Compulsory safety induction programs and site-wide education and promotion programs are needed to reinforce this policy.

 

Then there are exclusions brought up by the examples raised earlier. You certainly need to exclude compensation for joint and muscle pain received while sitting down or cleaning a desk.

 

You wouldn’t accept a sprained ankle claim from someone wearing stiletto heels. In fact, you’d have an enforceable ‘sensible shoe’ policy that prevented that from happening. It’s interesting that people working in manufacturing industries have no objection to wearing steel-capped boots. The same approach to appropriate footwear needs to be reinforced for all employees in all organisations.

 

Signage needs to be prominently positioned to alert staff to policy exclusions.

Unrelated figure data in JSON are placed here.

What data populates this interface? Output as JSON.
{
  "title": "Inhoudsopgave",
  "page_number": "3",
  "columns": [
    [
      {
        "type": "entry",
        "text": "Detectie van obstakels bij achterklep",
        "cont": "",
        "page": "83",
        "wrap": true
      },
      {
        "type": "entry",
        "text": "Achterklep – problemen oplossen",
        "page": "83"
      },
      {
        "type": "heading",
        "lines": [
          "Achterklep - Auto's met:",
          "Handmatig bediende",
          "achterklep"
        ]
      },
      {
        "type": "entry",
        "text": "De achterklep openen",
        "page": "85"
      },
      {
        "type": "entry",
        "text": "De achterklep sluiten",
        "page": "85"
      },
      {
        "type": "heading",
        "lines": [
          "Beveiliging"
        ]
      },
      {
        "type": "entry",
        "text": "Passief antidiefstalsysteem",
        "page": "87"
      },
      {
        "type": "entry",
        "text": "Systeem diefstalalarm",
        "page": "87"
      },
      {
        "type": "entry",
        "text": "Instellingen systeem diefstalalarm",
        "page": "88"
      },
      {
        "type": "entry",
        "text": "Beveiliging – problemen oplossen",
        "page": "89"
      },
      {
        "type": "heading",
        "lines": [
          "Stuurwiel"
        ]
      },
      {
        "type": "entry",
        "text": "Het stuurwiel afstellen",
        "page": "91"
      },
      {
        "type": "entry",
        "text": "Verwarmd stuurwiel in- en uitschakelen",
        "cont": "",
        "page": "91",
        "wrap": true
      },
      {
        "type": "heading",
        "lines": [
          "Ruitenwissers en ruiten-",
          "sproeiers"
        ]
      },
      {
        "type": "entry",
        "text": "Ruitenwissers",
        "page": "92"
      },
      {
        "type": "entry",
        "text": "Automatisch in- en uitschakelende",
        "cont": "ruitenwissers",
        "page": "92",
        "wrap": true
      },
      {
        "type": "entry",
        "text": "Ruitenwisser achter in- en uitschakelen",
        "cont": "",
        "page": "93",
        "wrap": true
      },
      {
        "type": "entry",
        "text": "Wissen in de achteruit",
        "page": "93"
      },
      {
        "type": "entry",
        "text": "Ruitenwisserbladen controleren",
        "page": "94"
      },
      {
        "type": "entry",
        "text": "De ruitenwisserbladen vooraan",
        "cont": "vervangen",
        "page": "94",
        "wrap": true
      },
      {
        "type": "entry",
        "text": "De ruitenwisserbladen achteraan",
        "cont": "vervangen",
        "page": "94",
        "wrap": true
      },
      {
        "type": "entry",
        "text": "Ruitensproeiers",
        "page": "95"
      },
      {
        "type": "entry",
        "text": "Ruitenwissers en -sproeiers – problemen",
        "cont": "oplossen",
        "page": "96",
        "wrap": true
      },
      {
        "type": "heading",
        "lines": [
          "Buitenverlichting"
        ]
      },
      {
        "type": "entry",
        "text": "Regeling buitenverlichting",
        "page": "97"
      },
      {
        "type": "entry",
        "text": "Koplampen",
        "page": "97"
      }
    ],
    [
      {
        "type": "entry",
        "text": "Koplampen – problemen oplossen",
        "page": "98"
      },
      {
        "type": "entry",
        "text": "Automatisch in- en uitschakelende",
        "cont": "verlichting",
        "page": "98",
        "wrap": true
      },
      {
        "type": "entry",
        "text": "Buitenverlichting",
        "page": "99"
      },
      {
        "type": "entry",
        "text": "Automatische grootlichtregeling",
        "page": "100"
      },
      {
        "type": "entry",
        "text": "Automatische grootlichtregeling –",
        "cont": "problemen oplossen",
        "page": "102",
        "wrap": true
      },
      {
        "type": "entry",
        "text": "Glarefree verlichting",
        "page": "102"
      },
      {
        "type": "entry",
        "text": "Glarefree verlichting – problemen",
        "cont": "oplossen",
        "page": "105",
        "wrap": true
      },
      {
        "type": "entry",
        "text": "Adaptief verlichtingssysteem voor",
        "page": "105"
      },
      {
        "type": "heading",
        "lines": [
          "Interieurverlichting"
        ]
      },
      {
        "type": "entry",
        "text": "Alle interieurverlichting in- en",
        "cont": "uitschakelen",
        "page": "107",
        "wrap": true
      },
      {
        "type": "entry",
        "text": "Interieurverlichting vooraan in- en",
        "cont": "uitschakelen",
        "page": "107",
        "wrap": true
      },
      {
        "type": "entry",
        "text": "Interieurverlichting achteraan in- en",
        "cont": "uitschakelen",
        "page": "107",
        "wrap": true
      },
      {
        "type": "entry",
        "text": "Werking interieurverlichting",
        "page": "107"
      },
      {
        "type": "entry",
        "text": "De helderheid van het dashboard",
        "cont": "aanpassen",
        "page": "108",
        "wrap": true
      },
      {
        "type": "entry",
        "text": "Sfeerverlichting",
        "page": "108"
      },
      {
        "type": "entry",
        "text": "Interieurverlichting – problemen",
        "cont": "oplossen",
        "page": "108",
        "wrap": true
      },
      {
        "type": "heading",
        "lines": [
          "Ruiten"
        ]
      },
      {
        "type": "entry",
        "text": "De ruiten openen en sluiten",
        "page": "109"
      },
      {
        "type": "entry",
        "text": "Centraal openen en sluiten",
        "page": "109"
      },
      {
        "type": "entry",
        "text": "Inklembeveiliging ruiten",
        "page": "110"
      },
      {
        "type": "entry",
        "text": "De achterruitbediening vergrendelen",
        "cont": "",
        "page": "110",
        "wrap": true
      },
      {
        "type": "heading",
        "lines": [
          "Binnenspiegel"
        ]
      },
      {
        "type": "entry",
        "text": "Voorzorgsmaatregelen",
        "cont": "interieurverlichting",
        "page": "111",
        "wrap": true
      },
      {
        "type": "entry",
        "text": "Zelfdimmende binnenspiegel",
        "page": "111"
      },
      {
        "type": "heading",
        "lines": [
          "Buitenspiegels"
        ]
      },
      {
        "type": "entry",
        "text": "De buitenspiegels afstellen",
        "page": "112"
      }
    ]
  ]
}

People don’t just need to be told to bend their knees when they lift something, they also need to be told that the organisation doesn’t accept claims for joint and muscle pain incurred in lifting.

 

The list of ordinary, every day tasks that require some exertion is endless. Employees need to be aware that these are the tasks that people in good musculo-skeletal health take in their stride – people with skeletons that are in alignment, muscles that are strong.

 

The activities below are the ordinary, every day activities people expect to be able to do at home, in their leisure time or at work without ending up in pain.

 

How can you injure yourself sitting at a desk?

 

How can you injure yourself sitting in/on a car, ute, bus, truck, mower or road plant?

 

 

Bending over

Lifting a bag

Carrying a suitcase

Lifting a box

 

Carrying a box

Lifting and swivelling

Putting books on a shelf

Moving furniture

  

Laying bricks

 

Shearing sheep

Pushing a wheelbarrow

Shovelling

 

Vacuuming

 

Polishing

 

Scrubbing

Mopping

 

 

Cleaning floors, windows and walls

Cleaning a desk

Pushing a hand trolley

Getting down out of a truck

 

No one to sue here

 

No one to sue here either

 

Not many people sue their sports club for a twinge

AND THERE’S MORE
 
It makes a mockery of anyone who ever went to a gym and embarked on a strength training program that someone should receive even as much compensation as a brass razoo for getting a twinge while lifting a phone book.
 

 

MEASURING, MANAGING AND MONITORING RISK

 

 

Our recommendation is that organisations adopt the following mandatory approach to measuring, managing, monitoring and minimizing risk – a check list of things that must be done to protect staff - and prevent personally-generated body system dysfunctions from entering the work-related injuries arena.

 

This is a mandatory strategy with a ‘no ticket, no start’ requirement. The stakes are too high to do otherwise.

 

 

 

1.

Safety induction and policy discussion, including simple safety procedures like hanging on to rails when going up or down stairs and wearing appropriate footwear …

 

 

 

2.

First aid course – so people know what to do when they sprain and ankle, strain a muscle, herniate a disc …

 

 

 

3.

Manual handling seminar

 

 

 

4.

Work station assessment and set-up

 

 

 

5.

Musculo-skeletal health seminar

 

 

 

6.

Stress Management seminar

 

 

 

7.

Information – pamphlets, posters, books, audio files and videos

 

 

 

8.

Pre-employment and then yearly specific joint assessment to determine pre-existing conditions

 

 

 

9.

Pre-employment and then yearly ten point musculo-skeletal risk screen

 

 

 

10.

Musculo-skeletal Clinical Diagnostic Assessment for people at risk and people submitting a claim

 

 

 

11.

Diagnostic imaging for people with pre-existing conditions

 

 

 

12.

Diagnostic imaging when people submit any sort of claim for joint and muscle pain

 

 

 

13.

Pro-Active Rehab program for musculo-skeletal and stress claims for people at risk and people on workers compensation

 

 

 

14.

Daily strength and flexibility exercise program for all staff.